A Swiss fixed annuity is a debt instrument, that is, a "promise to pay a sum certain," in addition to being an insurance contract. Accordingly, the owner of a Swiss fixed annuity (as well as other foreign annuities that are seen as debt instruments) pays tax on the income that accrues, including currency gains if the annuity is denominated in a foreign currency.

Tax experts agree that as a result of the loss of tax deferral, distributions prior to age 59½, including loans against the policy, are not subject to the 10% penalty for early withdrawals. Thus, it is possible to take tax-free withdrawals from a Swiss fixed annuity whenever the policyholder chooses.
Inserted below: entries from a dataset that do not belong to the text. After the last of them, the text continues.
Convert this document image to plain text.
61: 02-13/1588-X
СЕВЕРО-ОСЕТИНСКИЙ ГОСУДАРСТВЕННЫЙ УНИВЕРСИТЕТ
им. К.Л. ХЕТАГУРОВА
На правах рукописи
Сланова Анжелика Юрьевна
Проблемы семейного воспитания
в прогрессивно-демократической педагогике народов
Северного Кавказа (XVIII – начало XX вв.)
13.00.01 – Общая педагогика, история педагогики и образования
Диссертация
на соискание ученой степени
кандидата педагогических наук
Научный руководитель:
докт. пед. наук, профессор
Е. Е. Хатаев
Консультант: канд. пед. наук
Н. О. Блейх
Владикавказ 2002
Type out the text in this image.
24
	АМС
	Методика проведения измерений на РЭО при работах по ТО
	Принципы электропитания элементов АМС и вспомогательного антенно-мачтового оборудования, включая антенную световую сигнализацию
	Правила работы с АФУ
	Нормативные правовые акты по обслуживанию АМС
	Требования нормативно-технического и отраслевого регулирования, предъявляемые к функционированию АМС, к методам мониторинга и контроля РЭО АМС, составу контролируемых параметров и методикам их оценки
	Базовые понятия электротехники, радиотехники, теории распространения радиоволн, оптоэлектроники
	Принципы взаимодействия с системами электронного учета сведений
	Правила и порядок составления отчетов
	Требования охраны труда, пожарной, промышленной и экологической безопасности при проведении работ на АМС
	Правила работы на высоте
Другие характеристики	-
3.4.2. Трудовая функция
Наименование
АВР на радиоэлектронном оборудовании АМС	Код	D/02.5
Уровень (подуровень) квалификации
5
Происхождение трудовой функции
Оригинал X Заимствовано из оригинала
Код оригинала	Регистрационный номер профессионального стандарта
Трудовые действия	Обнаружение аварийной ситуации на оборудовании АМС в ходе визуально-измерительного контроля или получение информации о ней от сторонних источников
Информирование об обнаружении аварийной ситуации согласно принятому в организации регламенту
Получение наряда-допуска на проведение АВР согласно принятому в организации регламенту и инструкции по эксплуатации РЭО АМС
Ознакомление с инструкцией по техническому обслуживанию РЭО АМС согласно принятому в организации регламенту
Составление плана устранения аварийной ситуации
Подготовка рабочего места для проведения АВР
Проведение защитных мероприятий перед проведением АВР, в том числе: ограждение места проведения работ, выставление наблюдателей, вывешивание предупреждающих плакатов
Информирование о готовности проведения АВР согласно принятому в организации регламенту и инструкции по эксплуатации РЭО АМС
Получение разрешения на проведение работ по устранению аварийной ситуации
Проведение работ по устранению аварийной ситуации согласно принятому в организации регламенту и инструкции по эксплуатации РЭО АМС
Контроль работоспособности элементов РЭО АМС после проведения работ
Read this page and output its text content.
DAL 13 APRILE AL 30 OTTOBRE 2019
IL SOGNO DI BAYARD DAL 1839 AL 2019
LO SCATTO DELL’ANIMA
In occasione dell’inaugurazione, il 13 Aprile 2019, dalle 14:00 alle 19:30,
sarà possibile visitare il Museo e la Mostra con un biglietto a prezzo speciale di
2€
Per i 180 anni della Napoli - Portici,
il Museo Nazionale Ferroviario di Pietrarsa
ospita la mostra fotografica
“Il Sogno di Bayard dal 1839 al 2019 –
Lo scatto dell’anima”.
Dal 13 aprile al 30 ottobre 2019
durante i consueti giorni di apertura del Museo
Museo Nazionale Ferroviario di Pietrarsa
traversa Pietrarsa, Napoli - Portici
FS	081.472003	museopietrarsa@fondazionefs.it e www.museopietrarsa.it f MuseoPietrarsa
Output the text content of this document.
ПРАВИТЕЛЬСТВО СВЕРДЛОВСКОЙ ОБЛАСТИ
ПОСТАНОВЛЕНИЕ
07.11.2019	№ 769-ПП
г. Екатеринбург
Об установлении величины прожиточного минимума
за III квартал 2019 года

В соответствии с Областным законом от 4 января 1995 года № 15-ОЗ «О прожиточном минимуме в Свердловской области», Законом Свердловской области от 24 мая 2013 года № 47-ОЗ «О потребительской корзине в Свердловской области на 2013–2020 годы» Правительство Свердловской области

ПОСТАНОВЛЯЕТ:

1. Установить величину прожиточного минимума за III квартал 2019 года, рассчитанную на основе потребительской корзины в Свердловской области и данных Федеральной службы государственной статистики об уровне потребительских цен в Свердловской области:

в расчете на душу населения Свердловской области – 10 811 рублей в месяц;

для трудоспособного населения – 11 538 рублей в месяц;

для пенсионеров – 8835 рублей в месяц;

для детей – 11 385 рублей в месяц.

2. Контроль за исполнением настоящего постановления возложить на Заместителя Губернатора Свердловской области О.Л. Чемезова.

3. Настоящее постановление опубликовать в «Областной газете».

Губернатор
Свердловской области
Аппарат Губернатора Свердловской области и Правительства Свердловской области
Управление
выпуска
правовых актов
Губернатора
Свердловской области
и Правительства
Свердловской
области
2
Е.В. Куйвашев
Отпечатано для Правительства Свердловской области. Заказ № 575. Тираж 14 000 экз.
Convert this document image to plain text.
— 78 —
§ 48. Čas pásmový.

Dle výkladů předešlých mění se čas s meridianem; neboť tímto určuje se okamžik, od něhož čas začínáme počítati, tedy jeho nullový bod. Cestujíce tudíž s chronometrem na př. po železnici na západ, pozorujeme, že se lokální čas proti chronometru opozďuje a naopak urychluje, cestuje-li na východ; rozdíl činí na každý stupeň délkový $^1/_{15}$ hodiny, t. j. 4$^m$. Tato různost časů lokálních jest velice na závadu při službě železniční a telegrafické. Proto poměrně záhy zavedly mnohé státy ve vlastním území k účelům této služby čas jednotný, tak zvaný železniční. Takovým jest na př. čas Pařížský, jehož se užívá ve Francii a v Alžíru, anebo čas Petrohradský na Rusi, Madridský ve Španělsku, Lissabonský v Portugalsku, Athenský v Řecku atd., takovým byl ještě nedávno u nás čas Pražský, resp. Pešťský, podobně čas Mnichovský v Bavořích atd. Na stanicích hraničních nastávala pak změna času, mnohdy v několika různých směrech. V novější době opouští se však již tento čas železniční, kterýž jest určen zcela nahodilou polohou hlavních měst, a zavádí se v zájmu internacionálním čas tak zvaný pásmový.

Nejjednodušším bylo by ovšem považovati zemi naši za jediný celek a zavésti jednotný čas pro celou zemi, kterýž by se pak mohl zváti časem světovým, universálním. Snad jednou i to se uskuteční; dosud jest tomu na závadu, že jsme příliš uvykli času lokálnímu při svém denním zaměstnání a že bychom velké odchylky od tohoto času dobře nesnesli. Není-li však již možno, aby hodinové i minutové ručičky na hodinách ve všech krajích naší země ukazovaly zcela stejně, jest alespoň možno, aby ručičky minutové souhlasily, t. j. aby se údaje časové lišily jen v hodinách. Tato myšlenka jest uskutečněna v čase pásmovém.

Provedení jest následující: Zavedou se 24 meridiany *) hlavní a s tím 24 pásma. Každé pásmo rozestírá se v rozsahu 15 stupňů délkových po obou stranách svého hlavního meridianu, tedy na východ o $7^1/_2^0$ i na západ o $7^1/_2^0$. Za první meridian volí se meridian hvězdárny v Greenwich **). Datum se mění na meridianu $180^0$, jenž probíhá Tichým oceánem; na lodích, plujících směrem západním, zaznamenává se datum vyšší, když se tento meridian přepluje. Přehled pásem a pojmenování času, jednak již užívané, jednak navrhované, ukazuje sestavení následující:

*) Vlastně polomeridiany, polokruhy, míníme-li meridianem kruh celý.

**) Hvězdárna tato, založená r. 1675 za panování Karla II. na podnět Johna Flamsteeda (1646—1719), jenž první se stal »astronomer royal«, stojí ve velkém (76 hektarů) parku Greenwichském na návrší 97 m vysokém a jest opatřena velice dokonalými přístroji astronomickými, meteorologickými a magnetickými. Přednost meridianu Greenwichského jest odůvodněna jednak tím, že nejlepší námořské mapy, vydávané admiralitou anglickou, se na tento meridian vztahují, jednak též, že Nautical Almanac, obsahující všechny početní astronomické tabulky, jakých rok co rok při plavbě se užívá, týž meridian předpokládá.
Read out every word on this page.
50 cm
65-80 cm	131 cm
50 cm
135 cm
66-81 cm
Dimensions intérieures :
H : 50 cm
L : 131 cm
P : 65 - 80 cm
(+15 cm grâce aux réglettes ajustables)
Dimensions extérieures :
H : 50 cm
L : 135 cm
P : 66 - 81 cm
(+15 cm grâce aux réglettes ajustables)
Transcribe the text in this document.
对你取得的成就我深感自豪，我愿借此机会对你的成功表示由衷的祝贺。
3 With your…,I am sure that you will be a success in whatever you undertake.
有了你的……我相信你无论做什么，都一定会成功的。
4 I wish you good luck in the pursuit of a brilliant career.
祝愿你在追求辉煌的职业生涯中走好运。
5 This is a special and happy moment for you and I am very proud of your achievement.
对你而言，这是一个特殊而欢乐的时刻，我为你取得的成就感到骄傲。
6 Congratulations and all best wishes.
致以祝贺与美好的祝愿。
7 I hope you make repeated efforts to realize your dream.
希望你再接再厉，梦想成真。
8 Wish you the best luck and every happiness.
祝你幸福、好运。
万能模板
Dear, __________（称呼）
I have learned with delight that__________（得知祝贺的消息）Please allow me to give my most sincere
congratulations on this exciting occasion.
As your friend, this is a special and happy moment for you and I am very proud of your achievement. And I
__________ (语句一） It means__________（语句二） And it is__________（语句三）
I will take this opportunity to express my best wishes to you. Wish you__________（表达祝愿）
This different tax treatment for foreign annuities on the whole provides substantially more flexibility for Americans purchasing Swiss fixed annuities. Interest and dividends on U.S. annuities are tax-deferred until withdrawn while those on Swiss annuities are taxable each year as ordinary income. For U.S. annuities, all previously untaxed amounts on withdrawals, liquidations and loan proceeds are taxed as ordinary income, with premature distributions (before age 59½) assessed a 10% penalty. No such taxes or penalties apply for Swiss fixed annuities. You can decide when or how to draw money from your annuity. Loan interest is never tax-deductible for U.S. annuities and tax-deductible for Swiss annuities when the loan proceeds are used to purchase other investments (such as stocks in a Swiss bank account).

Swiss annuities can be placed in various U.S. tax-sheltered plans, including IRAs, Keogh, or corporate plans. Such plans can also be rolled over into a Swiss annuity. If you wish to put a Swiss annuity in a U.S. pension plan, the only thing required is a U.S. trustee-a bank or similar institution-and that the annuity contract be held in the U.S. by that trustee. For a minimal administration fee many banks offer "self-directed" pension plans, which can easily be used for this purpose.

The inside buildup of an annuity contract is generally deferred from U.S. income taxation until withdrawn, at which time it is taxed under the provisions of the Internal Revenue Code (IRC) section 72, including possible penalties for early withdrawal.

IRS Tax Treatment
In the United States, a Swiss annuity is not even considered to be a "foreign investment account." IRS regulations clearly exclude overseas insurance and annuities from ownership declaration on an annual 1040 tax form or on Treasury form 90-22.1.
It should be noted that Swiss insurance companies do not report annuity payments to the IRS or any other government agency; this is the policyholder's responsibility.